Incoming housing minister reportedly split Jerusalem apartment into 5 without permit

Newspaper says United Torah Judaism’s Yitzchak Goldknopf is still registered as having some property rights at building in capital, though he claims to have transferred ownership

United Torah Judaism chairman MK Rabbi Yitzchak Goldknopf in the Knesset, in Jerusalem, on December 13, 2022. (Yonatan Sindel/Flash90)
United Torah Judaism chairman MK Rabbi Yitzchak Goldknopf in the Knesset, in Jerusalem, on December 13, 2022. (Yonatan Sindel/Flash90)

United Torah Judaism party leader Yitzchak Goldknopf, who is expected to take up the position of housing minister in the incoming coalition, owns a property in Jerusalem that was divided into five separate apartments without the required permit, according to Wednesday reports.

Goldknopf responded by denying he still has rights to the property and blamed bureaucratic errors for indicating he still owns it, but did not provide paperwork to show it had been transferred to anyone else.

The UTJ chief, whose ultra-Orthodox faction is part of the right-religious bloc led by prime minister-designate Benjamin Netanyahu, is in the real estate business and reportedly owns several properties in the capital.

These are said to include an apartment in a building on Avraham Talmodi Street in Jerusalem’s Bukharim neighborhood. According to the Haaretz daily, records show Goldknopf bought the apartment in 2013 for NIS 2.6 million ($750,000) and the account for municipal property taxes is still listed in the name of his wife, Rivka.

However, the newspaper said the 135-square-meter home — which has two floors and an attic area — has since been split into five separate apartments, each with its own front door, all located within the original premises. Municipal property tax bills for the original apartment are regularly paid and the lawmaker’s name also reportedly shows up in other documents stating his property rights.

The report said said that no request was submitted to municipal authorities to divide the apartment into smaller units. Though records show there was some municipal enforcement — which the daily did not specify — carried out in the building, it was not against Goldknopf.

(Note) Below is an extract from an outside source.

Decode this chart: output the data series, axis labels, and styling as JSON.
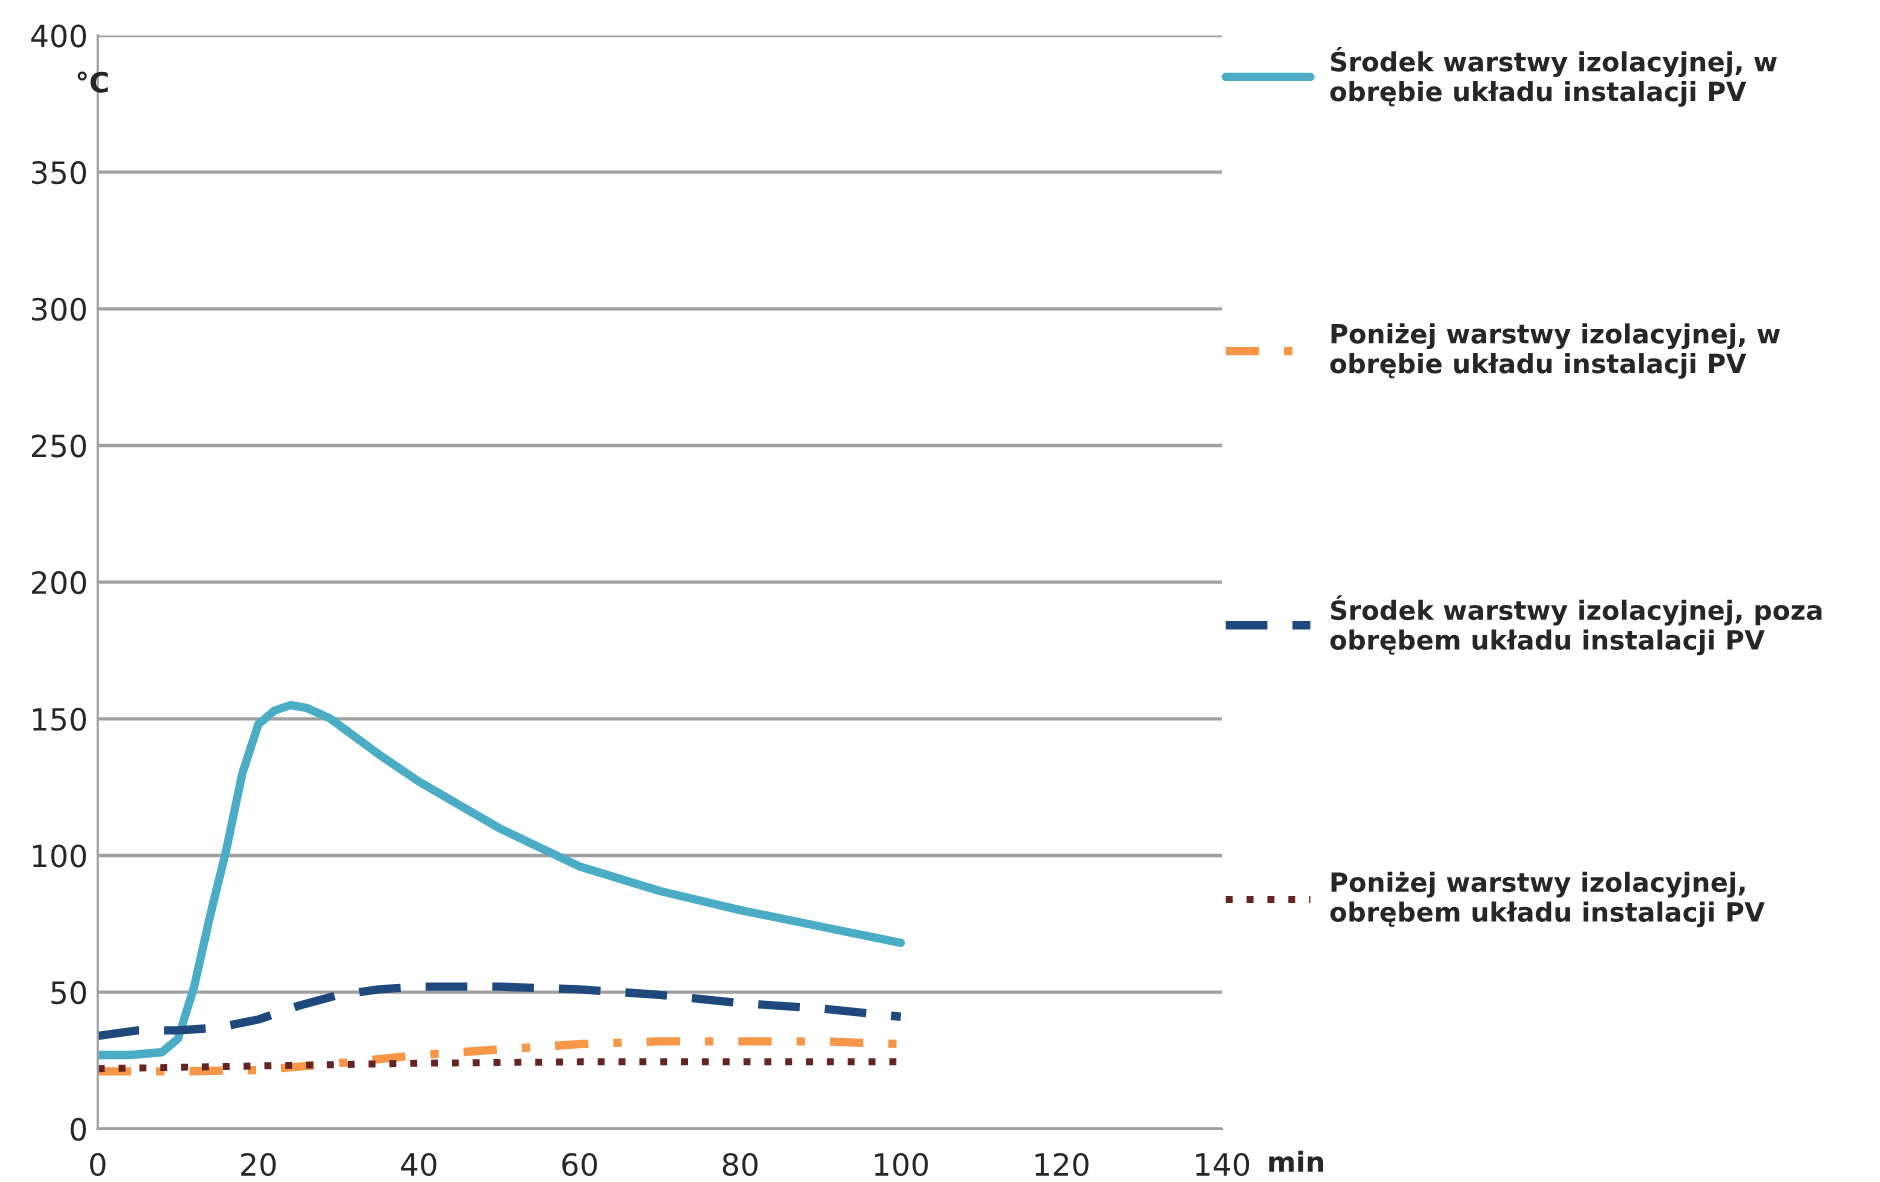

Dividing an apartment into smaller units without a proper permit is a property offense.

Likud party chairman Benjamin Netanyahu, right, shakes hands with United Torah Judaism party leader Yitzchak Goldknopf in the Knesset plenum on November 21, 2022. (Yonatan Sindel/Flash90)

A statement on the UTJ leader’s behalf to Haaretz said the property “is not registered in Rabbi Goldknopf’s name” and that his rights to the property were “transferred and duly reported.”

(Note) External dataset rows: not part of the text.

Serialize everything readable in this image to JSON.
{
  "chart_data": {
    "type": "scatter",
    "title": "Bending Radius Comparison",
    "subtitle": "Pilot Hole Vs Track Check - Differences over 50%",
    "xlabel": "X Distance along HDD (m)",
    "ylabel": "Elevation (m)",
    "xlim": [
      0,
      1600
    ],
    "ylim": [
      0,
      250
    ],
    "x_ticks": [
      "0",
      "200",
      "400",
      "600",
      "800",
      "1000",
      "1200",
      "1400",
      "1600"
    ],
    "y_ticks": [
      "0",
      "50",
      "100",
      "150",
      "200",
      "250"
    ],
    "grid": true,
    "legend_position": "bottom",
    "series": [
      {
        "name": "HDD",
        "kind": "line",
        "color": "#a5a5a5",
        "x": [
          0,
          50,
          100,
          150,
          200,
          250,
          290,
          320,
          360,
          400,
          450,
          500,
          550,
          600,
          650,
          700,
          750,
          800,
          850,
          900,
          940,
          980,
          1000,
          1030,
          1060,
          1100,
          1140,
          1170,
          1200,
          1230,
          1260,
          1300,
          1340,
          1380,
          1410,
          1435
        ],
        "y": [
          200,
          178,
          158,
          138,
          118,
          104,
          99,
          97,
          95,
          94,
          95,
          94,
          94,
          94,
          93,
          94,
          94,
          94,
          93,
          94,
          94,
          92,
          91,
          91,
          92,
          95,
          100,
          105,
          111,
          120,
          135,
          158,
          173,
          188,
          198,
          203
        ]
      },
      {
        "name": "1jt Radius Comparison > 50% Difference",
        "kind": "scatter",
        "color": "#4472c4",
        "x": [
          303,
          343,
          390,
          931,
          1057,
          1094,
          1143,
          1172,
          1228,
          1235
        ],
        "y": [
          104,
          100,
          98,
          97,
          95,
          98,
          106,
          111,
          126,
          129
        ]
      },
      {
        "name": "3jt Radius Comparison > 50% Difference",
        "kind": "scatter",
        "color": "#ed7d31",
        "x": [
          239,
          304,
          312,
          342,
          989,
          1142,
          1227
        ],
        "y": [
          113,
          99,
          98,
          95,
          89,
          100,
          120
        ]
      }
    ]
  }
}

The statement claimed that “for technical and record reasons” his name has not been removed from the registry, without elaborating.

It said this likely caused an “oversight” by Haaretz and called the newspaper’s accusation that Goldknopf had committed a property offense “troublesome.”

The paper said it asked to see documents showing that rights to the apartment were transferred to someone else and that it wasn’t Goldknopf who divided up the site, but no such paperwork was provided.

After again being contacted for response, Goldknopf sent a letter via a lawyer warning of legal action.

The letter stressed the apartment in question “is not owned by our client at all” and said the Goldknopfs moved out in 2021.

“Since then he has not lived in the apartment and transferred his rights in it a long time ago, shortly after his departure,” the letter said, asserting the transfer was reported to tax authorities as required.

“It should be emphasized that during all the times that the apartment was under the control of Rabbi Goldknopf there was no division in it. If and as much as a split was made in the apartment, then it was made afterward,” it added.

Concerning the payment of municipal property tax, the letter said a standing order had been set up to pay the amounts that “continued inadvertently even after the rights were transferred” and “our client gives thanks for drawing his attention to this matter.”

The letter also said that the registration of all the properties in the building was “not regulated, to say the least, and it is possible that because of this, factual errors” were made. The complex “is in the process of regularizing the registration,” it said.

A separate report by Channel 12 news cited people who rent apartments owned by Goldknopf as saying that he is not identified as the owner and that they signed contracts with someone else. An unnamed source told the network that a request for a receipt of rental payments was ignored.

Illustrative: An apartment building undergoing renovations, on October 24, 2018. (Meir Vaaknin/Flash90)

Goldknopf currently lives in another apartment close to the capital’s Mea Shearim neighborhood. He also owns almost all of an entire building on Malachi street, the television report said.

According to the network, Goldknopf’s alleged arrangements for signing contracts with renters and collection of rental fees could raise questions about how much tax he is paying on the dealings.

Earlier this month, Goldknopf suggested that he does not see any housing crisis in the country.

“People are always talking to me about a housing crisis — I don’t know much about the Housing Ministry until now, so I don’t know if there really is a crisis,” Goldknopf said at a conference organized by the Walla news site.

Figures released last week by the Central Bureau of Statistics showed housing prices in October were up 20.3 percent compared to a year earlier, the largest year-on-year increase in recent memory.